Обывателям, которых накопилось уже несколько тысяч, зрелище парада было по душе. Многие стояли, украшенные красными бантами и розетками, над толпой виднелись два или три красных флага. Но ни Колчак, ни иные лица, принимавшие парад, никаких бантов и ленточек себе не позволяли – тем более что пока и не было указаний из Петрограда по части дальнейшей судьбы армейского церемониала.
Когда последний отряд реалистов, сопровождаемый оркестром, прошел мимо собрания и площадь опустела, если не считать зрителей, не спеша расходившихся по домам, потому что было уже около часа и пора обедать, Колчак обратился к стоящим ближе прочих генералу Веселкину и епископу Сильвестру и произнес благодушно:
– Кажется, мы успели.
Глупый Веселкин хохотнул, не поняв, чего же успели, и сказал:
– Пора, пора, желудок пищи просит!
И сам захохотал.
– Свой долг перед революцией мы сегодня выполнили, – заметил ехидный Сильвестр, и остальные вокруг засмеялись.
– Впрочем, вы правы, – позволил себе улыбнуться Колчак. – Мы заработали обед.
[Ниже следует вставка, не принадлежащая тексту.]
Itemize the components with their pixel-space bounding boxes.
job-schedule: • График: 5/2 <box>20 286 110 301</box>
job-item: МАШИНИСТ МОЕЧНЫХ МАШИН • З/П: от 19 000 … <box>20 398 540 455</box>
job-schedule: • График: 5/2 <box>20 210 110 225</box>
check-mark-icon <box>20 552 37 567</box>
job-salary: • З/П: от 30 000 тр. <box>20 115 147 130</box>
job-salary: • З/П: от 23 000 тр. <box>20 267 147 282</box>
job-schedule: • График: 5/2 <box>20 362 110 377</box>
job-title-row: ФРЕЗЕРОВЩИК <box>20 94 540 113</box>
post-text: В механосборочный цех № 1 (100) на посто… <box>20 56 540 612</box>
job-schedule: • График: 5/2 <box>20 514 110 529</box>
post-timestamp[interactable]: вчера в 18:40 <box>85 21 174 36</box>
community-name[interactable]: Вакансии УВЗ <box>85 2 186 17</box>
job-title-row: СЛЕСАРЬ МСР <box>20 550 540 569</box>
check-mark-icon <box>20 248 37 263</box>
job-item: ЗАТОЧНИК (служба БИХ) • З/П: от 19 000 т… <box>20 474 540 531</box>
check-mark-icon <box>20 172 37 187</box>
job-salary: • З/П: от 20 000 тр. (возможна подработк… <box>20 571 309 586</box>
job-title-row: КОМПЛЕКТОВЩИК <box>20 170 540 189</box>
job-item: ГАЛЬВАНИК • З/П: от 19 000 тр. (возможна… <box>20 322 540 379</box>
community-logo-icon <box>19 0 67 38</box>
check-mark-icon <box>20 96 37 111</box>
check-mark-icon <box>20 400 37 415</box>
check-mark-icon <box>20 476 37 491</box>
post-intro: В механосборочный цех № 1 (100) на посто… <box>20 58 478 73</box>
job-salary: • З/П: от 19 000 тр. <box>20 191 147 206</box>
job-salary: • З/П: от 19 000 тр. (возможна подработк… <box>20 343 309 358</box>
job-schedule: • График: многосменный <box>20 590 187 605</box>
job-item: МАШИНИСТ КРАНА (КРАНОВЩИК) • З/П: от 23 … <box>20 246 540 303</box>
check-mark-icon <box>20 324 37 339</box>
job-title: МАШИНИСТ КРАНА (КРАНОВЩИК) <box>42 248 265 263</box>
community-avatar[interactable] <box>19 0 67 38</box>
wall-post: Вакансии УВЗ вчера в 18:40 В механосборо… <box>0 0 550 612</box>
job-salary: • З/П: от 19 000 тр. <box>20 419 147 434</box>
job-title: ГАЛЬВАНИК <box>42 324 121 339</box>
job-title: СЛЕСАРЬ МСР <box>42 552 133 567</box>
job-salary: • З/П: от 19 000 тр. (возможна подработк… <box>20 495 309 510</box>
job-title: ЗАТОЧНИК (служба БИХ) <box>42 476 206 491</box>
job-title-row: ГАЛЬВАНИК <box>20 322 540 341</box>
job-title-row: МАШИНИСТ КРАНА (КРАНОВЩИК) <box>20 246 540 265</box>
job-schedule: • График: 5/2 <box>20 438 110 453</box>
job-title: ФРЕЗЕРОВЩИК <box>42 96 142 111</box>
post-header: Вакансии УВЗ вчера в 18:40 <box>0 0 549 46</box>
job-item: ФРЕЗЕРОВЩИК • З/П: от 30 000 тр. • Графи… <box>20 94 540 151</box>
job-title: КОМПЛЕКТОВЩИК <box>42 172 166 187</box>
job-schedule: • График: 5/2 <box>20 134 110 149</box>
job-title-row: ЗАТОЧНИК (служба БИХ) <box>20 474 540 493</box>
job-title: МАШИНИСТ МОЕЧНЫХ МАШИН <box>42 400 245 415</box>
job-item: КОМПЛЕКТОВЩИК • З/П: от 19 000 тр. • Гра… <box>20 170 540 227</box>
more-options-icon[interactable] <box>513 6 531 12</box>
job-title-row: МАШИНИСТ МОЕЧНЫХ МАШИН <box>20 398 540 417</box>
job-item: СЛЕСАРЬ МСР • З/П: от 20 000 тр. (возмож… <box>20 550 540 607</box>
Революционерам уже поздно начинать демонстрации.
Он был уверен, что достаточно долго отвлекал внимание горожан и нижних чинов.
В час уехали обедать к Веселкину, полагая, что праздником революция завершилась. Но не учли, в том числе и умный Александр Васильевич, что дальнейшие события могут включать иных участников, вовсе не тех, что прошли парадом или отхлопали в ладоши.
Пока шел обед, сложилась иная ситуация.
Бухта была буквально наполнена шлюпками, катерами, яликами, баркасами
– шло первое воскресенье после революции, и если в будний день матроса можно заставить красить палубу или грузить уголь, воскресный день – святое дело, отдых. На то есть закон и порядок.
Всю неделю матросы на кораблях питались слухами и случайными новостями. Все жаждали узнать – что же случилось. Ведь если революция – это нас касается или нет?
Матросы сходили на Графской пристани, встречали знакомых из других команд и экипажей, мало кто спешил на свидание – наступал день политики, а не любви. Даже для самых от политики далеких, даже не знавших, что такое политика, новобранцев.
Обычно матросы, сходя на берег, на Графской пристани или Нахимовском не остаются – зачем маячить на глазах у начальства? Они переходят туда, где тише, – на Исторический бульвар, а то в Татарскую слободку или на Корабельную сторону, к полуэкипажу.
К полуэкипажу тянулось больше всего народу. Там, на громадном плацу, окруженном казармами, и оставались. В полуэкипаже народ самый осведомленный, они не грузят уголь, к ним попадают газеты – они на берегу.
Почему-то Александр Васильевич, который все старался предусмотреть, объединяющей роли полуэкипажа не учел, как не учел и святости воскресного дня. Впрочем, если бы учел – может быть, задержал бы течение революции в Севастополе на день-два. А потом все равно колесо судьбы, катившее по России, взяло бы свое – и закрутило бы и Севастополь, и Черноморский флот, и весь Крым так же, как это случилось во всех других городах и гарнизонах.
Часам к трем во дворе полуэкипажа скопилось несколько тысяч человек – большей частью матросов. Но было немало солдат и портовых рабочих. Чтобы ощутить силу, хотелось быть вместе со своими. И когда своих стало много, потом очень много – ощущение силы пронизало весь плац. Ораторы, которые поднимались на большие ящики, стащенные на середину плаца, сначала говорили то, что узнали из газет, – говорили о Петрограде. Но вскоре оказалось, что революция имеет иное понимание – кто-то первый вдруг выкрикнул:
– А у нас революции нету! Ее адмиралы в кармане держат!
Толпа радостно загудела – эти слова были важнее, чем то, каков состав Временного правительства в Петрограде.
Ораторы выстроились в очередь. Толпились, спешили сказать. Всех слушали, если недолго. Ораторы произносили слова, которые можно говорить жене или другу, но вслух, для всех, с трибуны их никогда не произносили и не думали, что будет возможно.
К невозможному в политике человек привыкает за несколько минут. Шок короток – как, неужели это и мне можно? На глазах рождаются ораторы, никогда ранее не витийствовавшие за пределами своего кубрика, а оказывается, вполне приемлемые ораторы, потому что куда лучше Гучкова или Шульгина отражают желания тех тысяч, что стоят вокруг разинув рты, слушают, удивляются сопричастности к великим делам.